Member of the 1st Jatiya Sangsad
- In office 1973–1975
- Preceded by: Position established
- Succeeded by: Sirajul Islam Mridha

Personal details
- Born: 2 July 1937 Tita, Gopalganj, Faridpur district, Bengal Presidency
- Died: 24 May 1983 (aged 45) PG Hospital, Dhaka, Bangladesh
- Party: Awami League
- Relatives: Shah Ali Baghdadi
- Alma mater: Michael Madhusudan College (BA)

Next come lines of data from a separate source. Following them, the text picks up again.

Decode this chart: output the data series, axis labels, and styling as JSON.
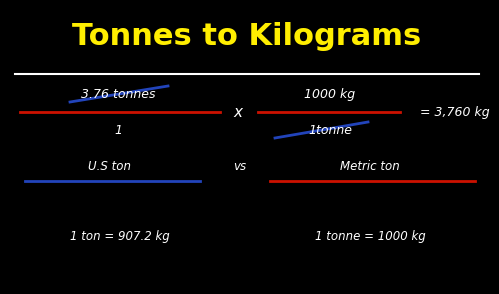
{
  "background_color": "#000000",
  "title": "Tonnes to Kilograms",
  "title_color": "#FFEE00",
  "title_fontsize": 22,
  "separator_color": "#FFFFFF",
  "text_color": "#FFFFFF",
  "red_color": "#CC1100",
  "blue_color": "#2244BB",
  "main_formula": {
    "numerator1": "3.76 tonnes",
    "denominator1": "1",
    "multiply": "x",
    "numerator2": "1000 kg",
    "denominator2": "1tonne",
    "result": "= 3,760 kg"
  },
  "comparison": {
    "left_label": "U.S ton",
    "vs": "vs",
    "right_label": "Metric ton"
  },
  "bottom": {
    "left": "1 ton = 907.2 kg",
    "right": "1 tonne = 1000 kg"
  },
  "font_size_main": 9,
  "font_size_comp": 8.5,
  "font_size_bottom": 8.5
}
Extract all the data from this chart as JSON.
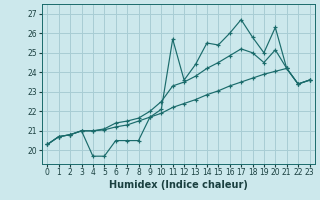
{
  "title": "",
  "xlabel": "Humidex (Indice chaleur)",
  "bg_color": "#cce8ec",
  "grid_color": "#a8cdd4",
  "line_color": "#1a6b6b",
  "xlim": [
    -0.5,
    23.5
  ],
  "ylim": [
    19.3,
    27.5
  ],
  "xticks": [
    0,
    1,
    2,
    3,
    4,
    5,
    6,
    7,
    8,
    9,
    10,
    11,
    12,
    13,
    14,
    15,
    16,
    17,
    18,
    19,
    20,
    21,
    22,
    23
  ],
  "yticks": [
    20,
    21,
    22,
    23,
    24,
    25,
    26,
    27
  ],
  "series": [
    [
      20.3,
      20.7,
      20.8,
      21.0,
      19.7,
      19.7,
      20.5,
      20.5,
      20.5,
      21.7,
      22.1,
      25.7,
      23.6,
      24.4,
      25.5,
      25.4,
      26.0,
      26.7,
      25.8,
      25.0,
      26.3,
      24.2,
      23.4,
      23.6
    ],
    [
      20.3,
      20.7,
      20.8,
      21.0,
      21.0,
      21.05,
      21.2,
      21.3,
      21.5,
      21.7,
      21.9,
      22.2,
      22.4,
      22.6,
      22.85,
      23.05,
      23.3,
      23.5,
      23.7,
      23.9,
      24.05,
      24.2,
      23.4,
      23.6
    ],
    [
      20.3,
      20.7,
      20.8,
      21.0,
      21.0,
      21.1,
      21.4,
      21.5,
      21.65,
      22.0,
      22.5,
      23.3,
      23.5,
      23.8,
      24.2,
      24.5,
      24.85,
      25.2,
      25.0,
      24.5,
      25.15,
      24.2,
      23.4,
      23.6
    ]
  ],
  "xlabel_fontsize": 7,
  "tick_fontsize": 5.5
}
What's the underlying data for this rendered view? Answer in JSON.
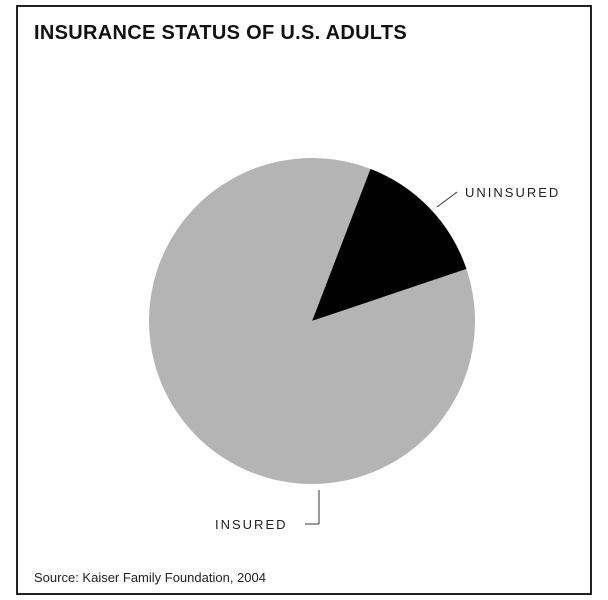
{
  "chart_data": {
    "type": "pie",
    "title": "INSURANCE STATUS OF U.S. ADULTS",
    "source": "Source: Kaiser Family Foundation, 2004",
    "slices": [
      {
        "label": "UNINSURED",
        "value": 14,
        "color": "#000000"
      },
      {
        "label": "INSURED",
        "value": 86,
        "color": "#b4b4b4"
      }
    ]
  }
}
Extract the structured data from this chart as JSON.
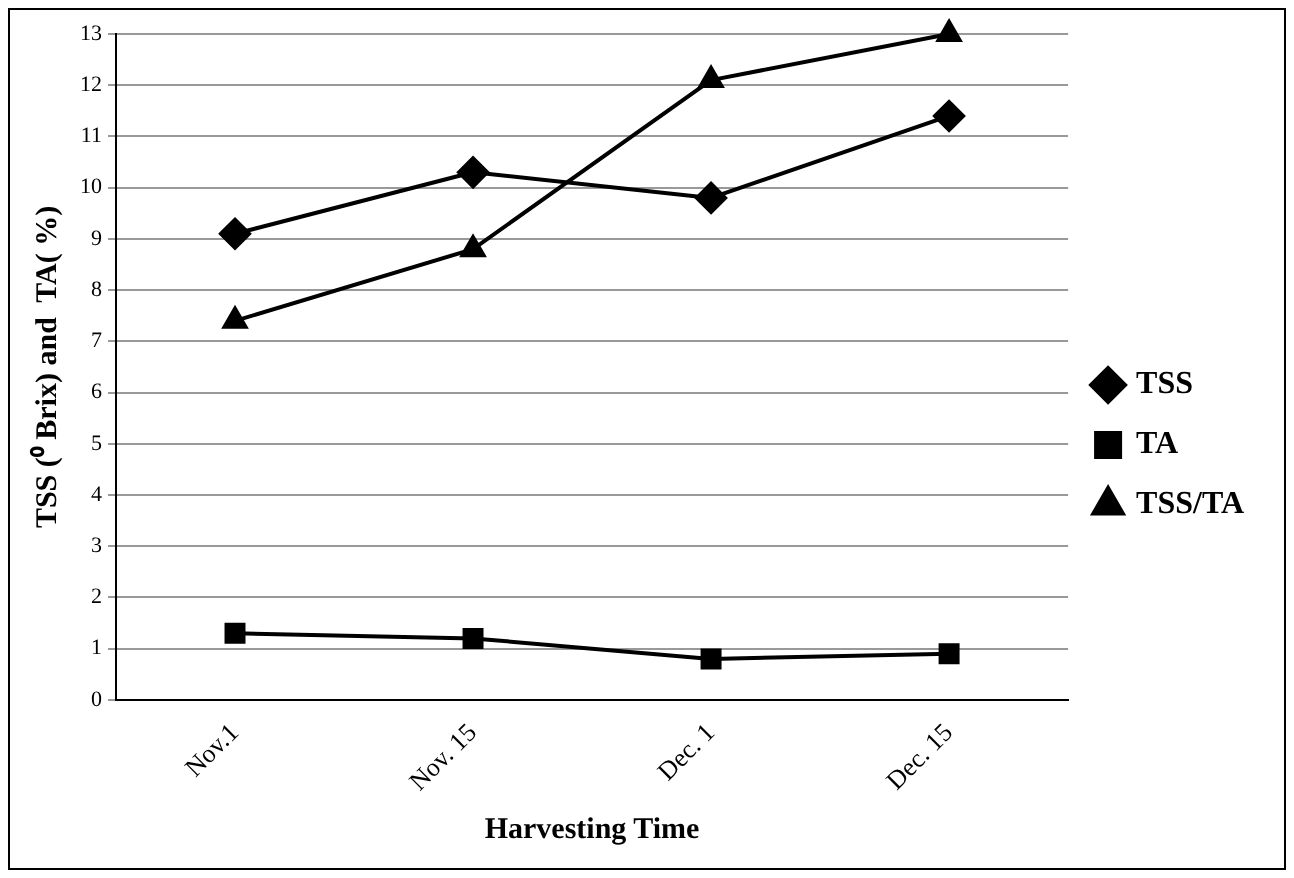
{
  "chart_data": {
    "type": "line",
    "xlabel": "Harvesting Time",
    "ylabel": "TSS (⁰ Brix) and  TA( %)",
    "categories": [
      "Nov.1",
      "Nov. 15",
      "Dec. 1",
      "Dec. 15"
    ],
    "series": [
      {
        "name": "TSS",
        "color": "#000000",
        "marker": "diamond",
        "values": [
          9.1,
          10.3,
          9.8,
          11.4
        ]
      },
      {
        "name": "TA",
        "color": "#000000",
        "marker": "square",
        "values": [
          1.3,
          1.2,
          0.8,
          0.9
        ]
      },
      {
        "name": "TSS/TA",
        "color": "#000000",
        "marker": "triangle",
        "values": [
          7.4,
          8.8,
          12.1,
          13.0
        ]
      }
    ],
    "ylim": [
      0,
      13
    ],
    "yticks": [
      0,
      1,
      2,
      3,
      4,
      5,
      6,
      7,
      8,
      9,
      10,
      11,
      12,
      13
    ],
    "grid": "y",
    "legend": "right",
    "line_style": "solid"
  }
}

= Syed Qumrul Islam Saleh Uddin =

Bangladeshi politician (died 1983)

Syed Kamrul Islam Mohammad Salehuddin (সৈয়দ কামরুল ইসলাম মোহাম্মদ সালেহউদ্দিন; 2 July 1937 – 24 May 1983), also known by his nickname Jangu, was a Bangladeshi politician, language veteran, freedom fighter, parliamentarian, and social worker. He was elected a member of the National Assembly of Pakistan in 1970 from the Awami League for Faridpur-II. He also was a member of the Constituent Assembly of Bangladesh in 1972. He served as a member of parliament for Faridpur-3 from 1973 to 1979.

==Early life and family==
Salehuddin was born on 2 July 1937 in his maternal home at Tita in Gopalganj, then part of the Bengal Presidency's Faridpur district. He belonged to a Bengali Muslim family of Syeds in the village of Banamalidia in Madhukhali. The family was descended from Shah Syed Habibullah Maddan-e-Khoda, who was a nephew of Shah Ali Baghdadi. Habibullah and his father, Shah Husayn Tegh-Burhana, had migrated from Baghdad to Delhi in the 15th century, and eventually settled in Gerda, Faridpur. Habibullah moved from Gerda to Banamalidia, where he is buried in a mazar (mausoleum). Salehuddin was the eldest child of Syed Mohammad Abdul Halim and Saleha Khatun. His father was a member of the civil service and recipient of the Tamgha-e-Quaid-e-Azam, whilst Khatun was the daughter of Ahmad Hossain Khan, a former zamindar of Tita.

==Personal life==
Salehuddin married Dil Afroze Begum (Dolly), the eldest daughter of civil servant Md. Sirajul Haq of Khulna. Their only son Dr.Syed Zaved Mohammad Salehuddin is the Founder of Bengal University , Gazipur and also an advocate at the Bangladesh Supreme Court and former teacher at Jahangirnagar University. They also have a daughter named Syeda Farzana Salehuddin (Dipa).

==Education==
Salehuddin was due to matriculate from the Brojomohun Institute in 1952, but was arrested for participating in a Bengali language movement protest in Barisal. After being released from prison, he matriculated from Brojomohun Institute in 1953. In 1956, Salehuddin completed his Intermediate of Arts from the Prafulla Chandra College in Bagerhat. He then enrolled at the Michael Madhusudan College in Jessore, where he graduated with a Bachelor of Arts in 1959 from jail.
Salehuddin was called to the bar from the Honourable Society of the Inner Temple in 1968.

== Career ==
Salehuddin took part the language movement and was convicted for one year in 1952.

Salehuddin was a member of the communist party.

Salehuddin stood for the National Assembly of Pakistan as an Awami League candidate in the 1970 Pakistani general election. He was elected for Faridpur-II by a large margin over three opponents, including Pakistan Democratic Party candidate Abdus Salam Khan.

Salehuddin was a member of the Constituent Assembly of Bangladesh in 1972.

Salehuddin was elected to the Bangladesh Parliament in 1973 from Faridpur-3.

Salehuddin formed a political party named the Bangladesh Justice Party in 1981.

== Death ==
Salehuddin died on 24 May 1983 at PG Hospital in Dhaka. He is buried at Banani Graveyard in Dhaka, Bangladesh. A private technical college under the Bangladesh Technical Education Board named Barrister Syed Kamrul Islam Mohammad Salehuddin Technical College was established in 2019 at Bonomalidia, Madhukhali under Faridpur district.